I'm trying to find a way to force a group of variables to take the same sign. Either positive or negative. Clearly, the fact that an OR statement is required implies that the problem becomes non-convex, also confirmed at this question and this question.
I then thought about the following expression:
$$ \text{if } |a + b| = |a| + |b| \text{ then } sign(a) = sign(b) $$
Since it is possible to linearize absolute value constraints under certain conditions, I then thought about adding auxiliary variables that are larger than the absolute values in the above expression, and "putting pressure" on these variables by penalizing them (as separate terms) in the objective function. If my reasoning is correct, this should lead to a solution that enforces the sign equality constraint if the auxiliary variables are penalized enough.
For example:
\begin{align} \arg \min_{a,b,y_a,y_b,z} \quad (c_a &a + c_b b) + M (y_a + y_b) + N z \\ \text{subject to} \quad y_{a} &\geq +a \\ y_{a} &\geq -a \\ y_{b} &\geq +b \\ y_{b} &\geq -b \\ z &\geq +(a + b) \\ z &\geq -(a + b) \\ z &= y_a + y_b \end{align}
If $M$ and $N$ are big enough, would this lead to the correct solution?
Where does my reasoning go wrong?
Nota bene: this problem is a vastly simplified example of my actual optimization problem. Since I want to enforce equal signs on many different groups of variables, I cannot split the program into two separate problems and choose the solution with the lowest objective value.
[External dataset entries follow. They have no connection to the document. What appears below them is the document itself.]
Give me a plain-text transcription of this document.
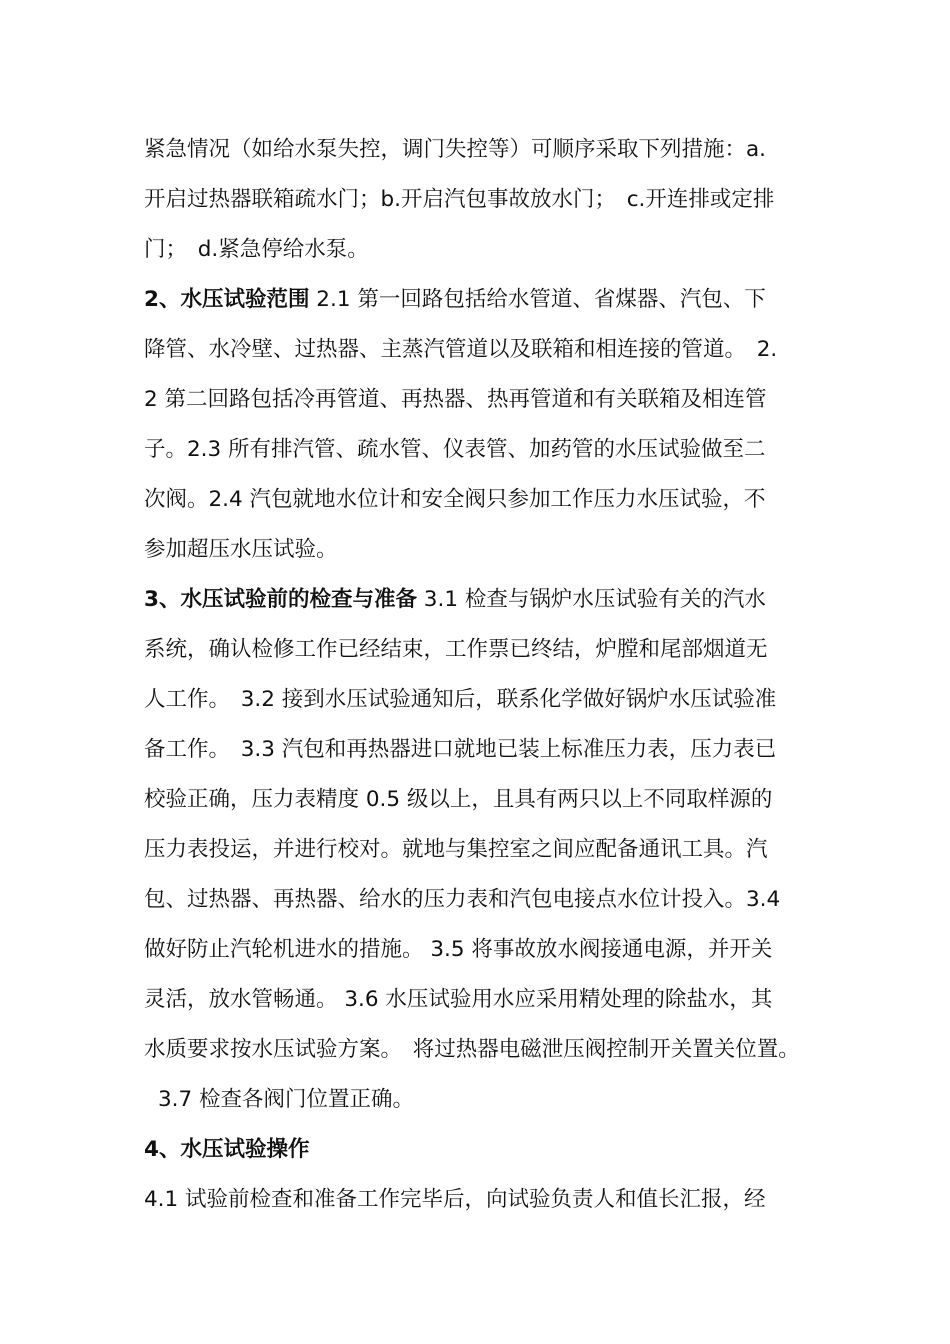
紧急情况（如给水泵失控，调门失控等）可顺序采取下列措施：a.
开启过热器联箱疏水门；b.开启汽包事故放水门；　c.开连排或定排
门；　d.紧急停给水泵。
2、水压试验范围 2.1 第一回路包括给水管道、省煤器、汽包、下
降管、水冷壁、过热器、主蒸汽管道以及联箱和相连接的管道。　2.
2 第二回路包括冷再管道、再热器、热再管道和有关联箱及相连管
子。2.3 所有排汽管、疏水管、仪表管、加药管的水压试验做至二
次阀。2.4 汽包就地水位计和安全阀只参加工作压力水压试验，不
参加超压水压试验。
3、水压试验前的检查与准备 3.1 检查与锅炉水压试验有关的汽水
系统，确认检修工作已经结束，工作票已终结，炉膛和尾部烟道无
人工作。　3.2 接到水压试验通知后，联系化学做好锅炉水压试验准
备工作。　3.3 汽包和再热器进口就地已装上标准压力表，压力表已
校验正确，压力表精度 0.5 级以上，且具有两只以上不同取样源的
压力表投运，并进行校对。就地与集控室之间应配备通讯工具。汽
包、过热器、再热器、给水的压力表和汽包电接点水位计投入。3.4
做好防止汽轮机进水的措施。 3.5 将事故放水阀接通电源，并开关
灵活，放水管畅通。 3.6 水压试验用水应采用精处理的除盐水，其
水质要求按水压试验方案。　将过热器电磁泄压阀控制开关置关位置。
3.7 检查各阀门位置正确。
4、水压试验操作
4.1 试验前检查和准备工作完毕后，向试验负责人和值长汇报，经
By using the equality constraint to eliminate $z$, we obtain from the last two inequalities that \begin{align} y_a + y_b &\ge a+b \\ y_a + y_b &\ge -(a+b) \end{align} But these constraints are redundant because they are just aggregations of the first four constraints. For sufficiently large $M$, every optimal solution will satisfy $y_a=|a|$ and $y_b=|b|$, but nothing forces $\operatorname{sign}{(a)}=\operatorname{sign}{(b)}$. In fact, the problem decomposes into two independent problems with no connection between $a$ and $b$.